Hungary’s central bank, which cut interest rates for five consecutive months through December, should “bravely use unorthodox tools” to support economic growth, Matolcsy said in an interview with Budapest-based HirTV last month. The country’s inflation rate stood at 5.2 percent in November, the highest among the 27 countries in the European Union.
“Insights into future policy are much more likely to have a dramatic impact, especially when concerning central bank currency policy and related issues of credibility,” Nomura’s Montalto wrote.
The forint may weaken “well above” 300 per euro if Matolcsy is appointed central bank president, Felix Herrmann, a Frankfurt-based analyst at DZ Bank AG, wrote in a report.
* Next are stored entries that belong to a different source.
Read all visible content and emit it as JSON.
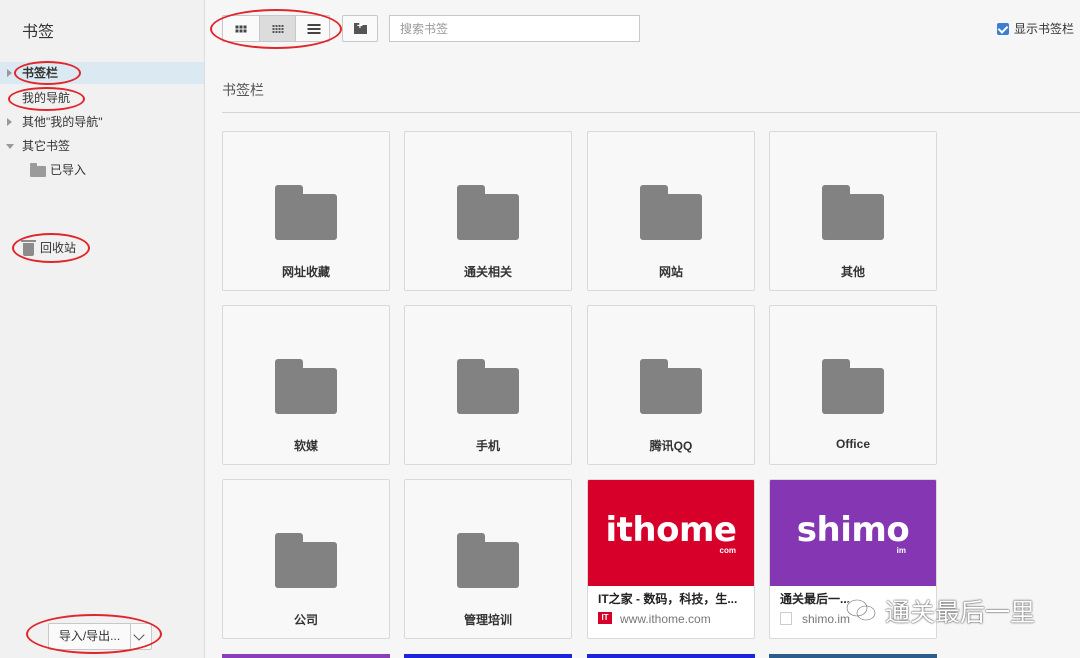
{
  "sidebar": {
    "title": "书签",
    "tree": [
      {
        "label": "书签栏"
      },
      {
        "label": "我的导航"
      },
      {
        "label": "其他\"我的导航\""
      },
      {
        "label": "其它书签"
      },
      {
        "label": "已导入"
      }
    ],
    "trash_label": "回收站",
    "import_export_label": "导入/导出..."
  },
  "toolbar": {
    "view_modes": [
      "large-grid",
      "small-grid",
      "list"
    ],
    "active_view": "small-grid",
    "search_placeholder": "搜索书签",
    "show_bookmarks_bar_label": "显示书签栏",
    "show_bookmarks_bar_checked": true
  },
  "main": {
    "section_title": "书签栏",
    "folders": [
      {
        "label": "网址收藏"
      },
      {
        "label": "通关相关"
      },
      {
        "label": "网站"
      },
      {
        "label": "其他"
      },
      {
        "label": "软媒"
      },
      {
        "label": "手机"
      },
      {
        "label": "腾讯QQ"
      },
      {
        "label": "Office"
      },
      {
        "label": "公司"
      },
      {
        "label": "管理培训"
      }
    ],
    "sites": [
      {
        "banner_text": "ithome",
        "banner_sub": "com",
        "banner_color": "#d7002a",
        "title": "IT之家 - 数码，科技，生...",
        "url": "www.ithome.com",
        "favicon": "IT"
      },
      {
        "banner_text": "shimo",
        "banner_sub": "im",
        "banner_color": "#8537b3",
        "title": "通关最后一...",
        "url": "shimo.im"
      }
    ]
  },
  "watermark": {
    "text": "通关最后一里"
  },
  "colors": {
    "annotation": "#e0262a",
    "selected_bg": "#dbe9f3",
    "checkbox": "#3c7fd0"
  }
}
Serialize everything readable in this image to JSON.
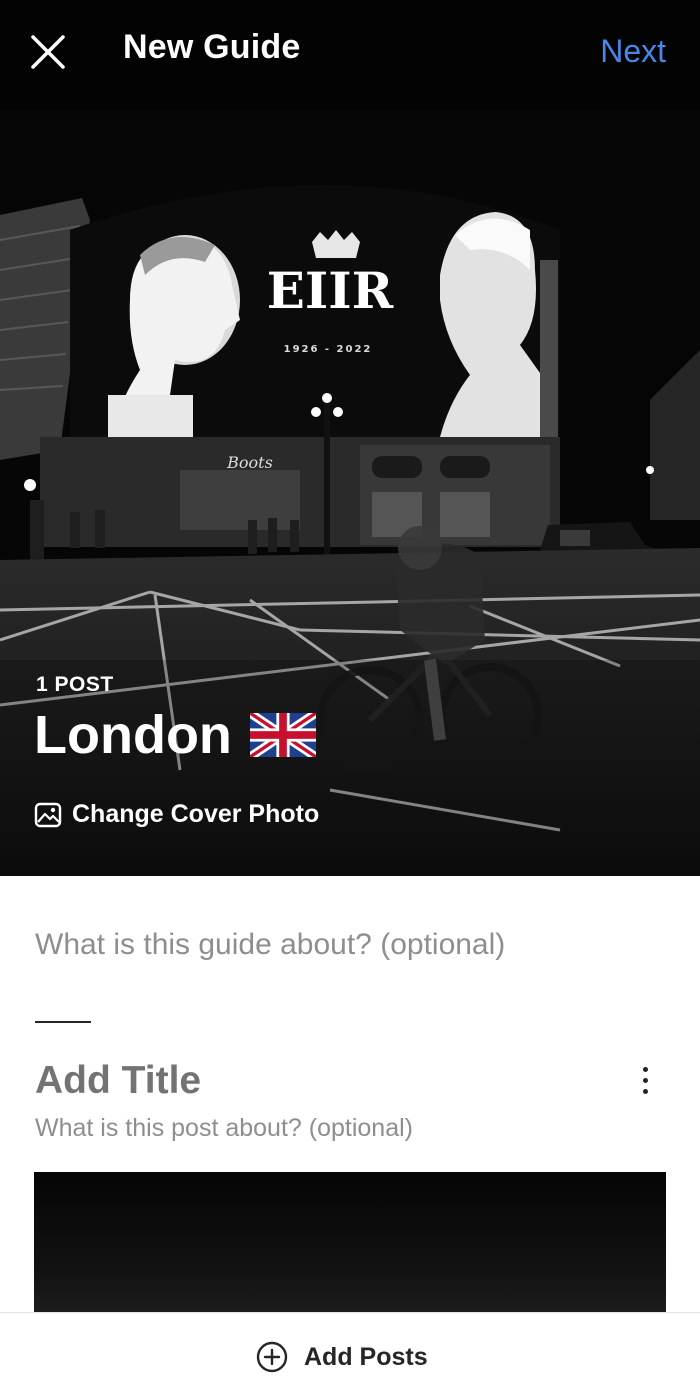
{
  "header": {
    "title": "New Guide",
    "next_label": "Next"
  },
  "cover": {
    "post_count": "1 POST",
    "guide_title": "London",
    "change_cover_label": "Change Cover Photo",
    "screen_text": {
      "monogram": "EIIR",
      "years": "1926 - 2022",
      "store": "Boots"
    }
  },
  "guide": {
    "description_placeholder": "What is this guide about? (optional)"
  },
  "post": {
    "title_placeholder": "Add Title",
    "description_placeholder": "What is this post about? (optional)"
  },
  "footer": {
    "add_posts_label": "Add Posts"
  },
  "colors": {
    "accent": "#4a86e8",
    "placeholder": "#8e8e8e"
  }
}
The yield on Hungary’s 10-year bonds fell less than one basis point, or 0.01 percentage point, to 6.27 percent this week.
‘Less Sensitive’
The forint weakened to a record low of 324.24 per euro in January 2012 after the nation lost its investment-grade credit rating and Hungary clashed with the International Monetary Fund over the conditions for an aid package.
While IMF talks remain deadlocked, the currency has benefited from the government’s efforts to cut the budget deficit and bond buying by central banks in the euro region and the U.S., which fueled appetite for riskier emerging market assets.
The forint appreciated 8.1 percent per euro and 10 percent to the dollar last year, the biggest gains among more than 100 currencies tracked by Bloomberg after the Polish zloty.
Central bank chief Simor, who has urged the bank to act “much more firmly” against inflation, has been outvoted along with his two deputies on rate cuts by the four non-executive members appointed by Prime Minister Viktor Orban’s lawmakers.
“Markets have actually become less sensitive to an IMF- backed financing package for Hungary,” Nicholas Spiro, managing director of Spiro Sovereign Strategy in London, said in comments e-mailed to Bloomberg. Investors “are more concerned about the further politicization of monetary policy once governor Simor’s term expires,” he added.